Makassar, EBS FM Unhas — Keadilan dan perlindungan hak korban kekerasan seksual di Universitas Hasanuddin (Unhas) masih belum menemukan titik terang. Berbagai pengakuan dari korban menjadi bukti meningkatnya kasus kekerasan seksual yang sangat signifikan dalam beberapa tahun terakhir.
Kasus-kasus tersebut menunjukkan bahwa korban memerlukan kerjasama dari berbagai pihak untuk mendapatkan perlindungan. Namun, dalam kenyataannya, Satuan Tugas Perlindungan dan Penanganan Kekerasan Seksual (Satgas PPKS) sebagai pihak yang bertanggung jawab dalam menangani kasus ini, tidak menjalankan fungsi utamanya untuk melindungi korban.
Kekecewaan terhadap hal ini akhirnya mendorong munculnya petisi untuk membubarkan Satgas PPKS. Petisi yang berjudul “Pembubaran Satgas PPKS Unhas yang Tidak Berperspektif Korban” ini dibuat pada Rabu, 27 November 2024 dan telah berhasil mengumpulkan 1.969 tanda tangan berdasarkan data terakhir yang dijangkau.
Petisi ini berisi fakta-fakta terkait ketidakberfungsian Satgas sesuai dengan peran yang seharusnya dijalankan.
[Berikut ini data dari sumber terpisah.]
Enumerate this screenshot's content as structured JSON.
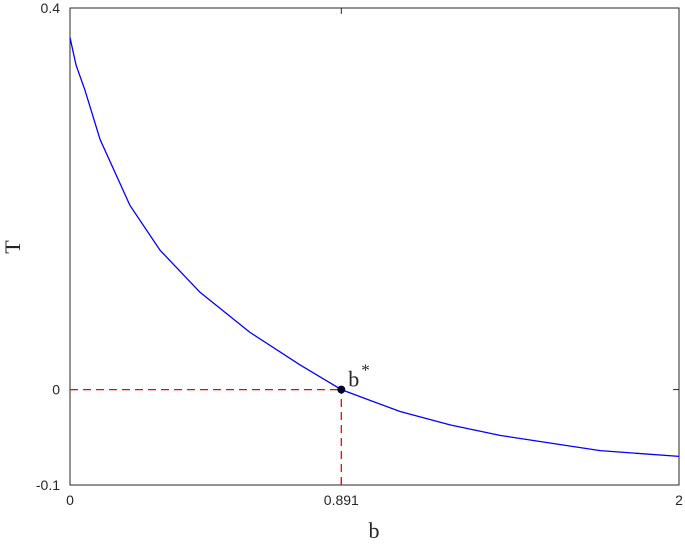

Salah satunya adalah bahwa Satgas PPKS tidak memiliki perspektif korban, lebih mementingkan jabatan dan karir pelaku, tidak ada transparansi dalam proses penanganan yang sebelumnya dijanjikan setelah dialog publik, serta bertentangan dengan Peraturan Menteri Pendidikan, Kebudayaan, Riset, dan Teknologi (Pemendikbud) No. 30 Tahun 2021 yang mengatur fungsi utama Satgas PPKS.
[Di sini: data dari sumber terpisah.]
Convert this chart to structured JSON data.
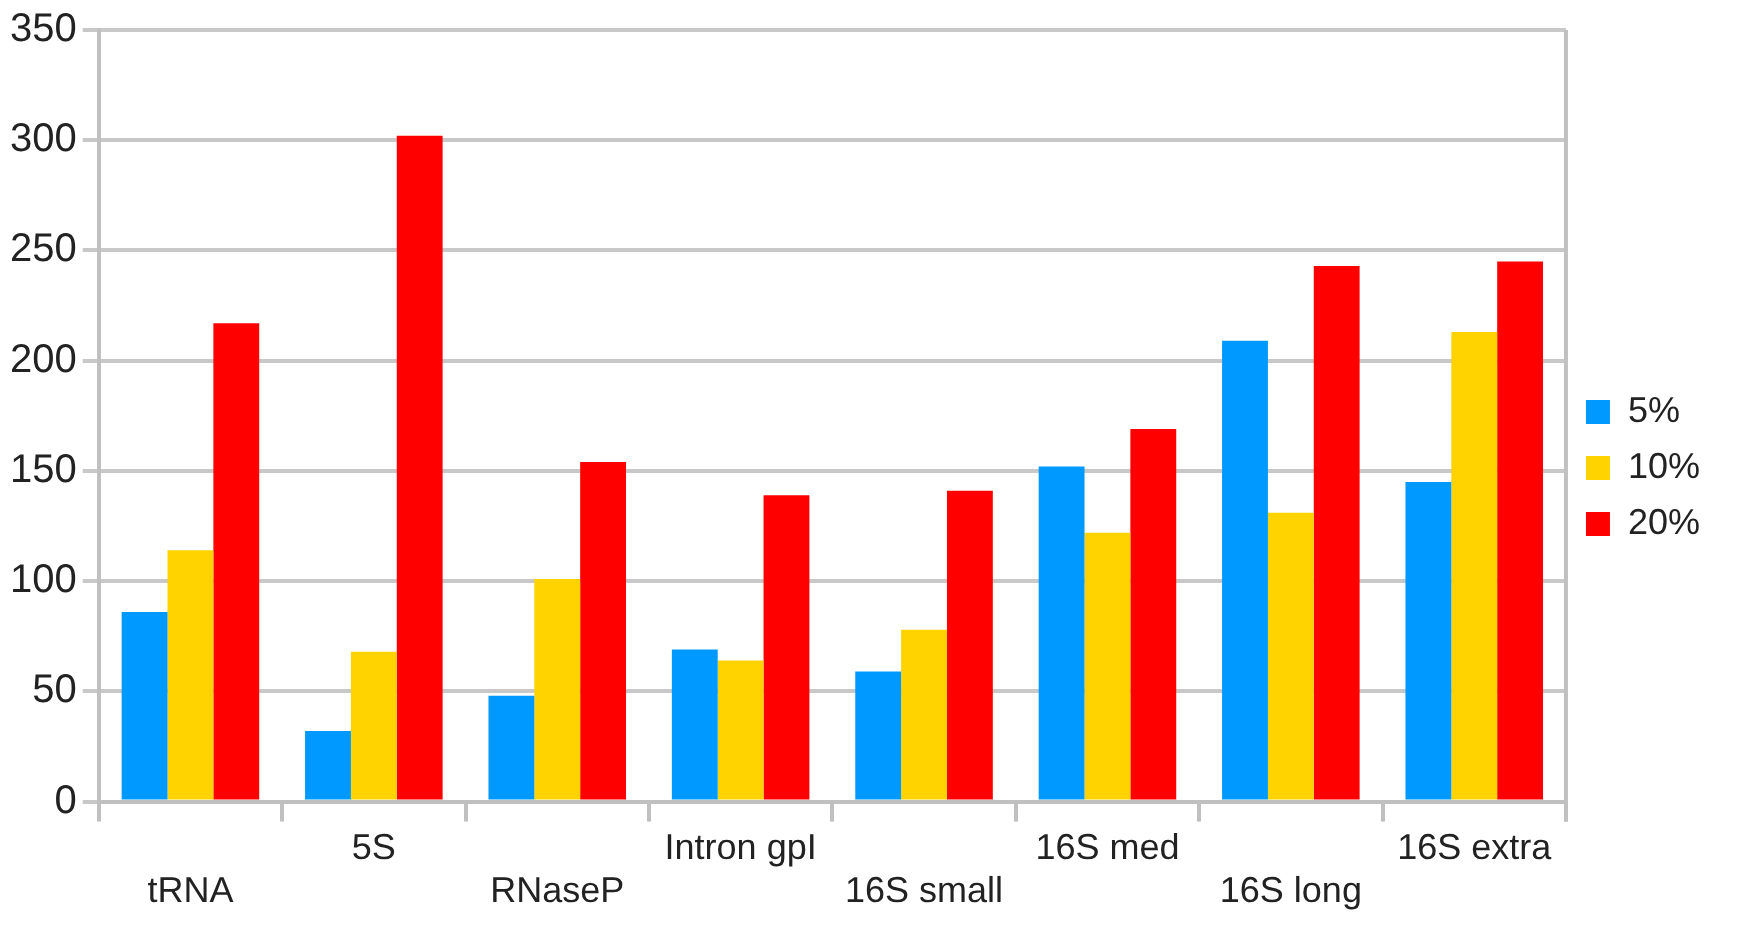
{
  "chart_data": {
    "type": "bar",
    "categories": [
      "tRNA",
      "5S",
      "RNaseP",
      "Intron gpI",
      "16S small",
      "16S med",
      "16S long",
      "16S extra"
    ],
    "series": [
      {
        "name": "5%",
        "color": "#0099ff",
        "values": [
          86,
          32,
          48,
          69,
          59,
          152,
          209,
          145
        ]
      },
      {
        "name": "10%",
        "color": "#ffd300",
        "values": [
          114,
          68,
          101,
          64,
          78,
          122,
          131,
          213
        ]
      },
      {
        "name": "20%",
        "color": "#ff0000",
        "values": [
          217,
          302,
          154,
          139,
          141,
          169,
          243,
          245
        ]
      }
    ],
    "ylim": [
      0,
      350
    ],
    "yticks": [
      0,
      50,
      100,
      150,
      200,
      250,
      300,
      350
    ],
    "grid": "y",
    "legend": "right"
  }
}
Selain itu, petisi ini juga menyampaikan beberapa tuntutan, antara lain membubarkan Satgas PPKS dan mendorong evaluasi menyeluruh terkait penanganan kasus kekerasan seksual. Tuntutan lain dalam petisi ini adalah perlindungan maksimal terhadap korban, termasuk pemberian pendampingan psikologis, bantuan hukum, serta proses pemulihan bagi korban.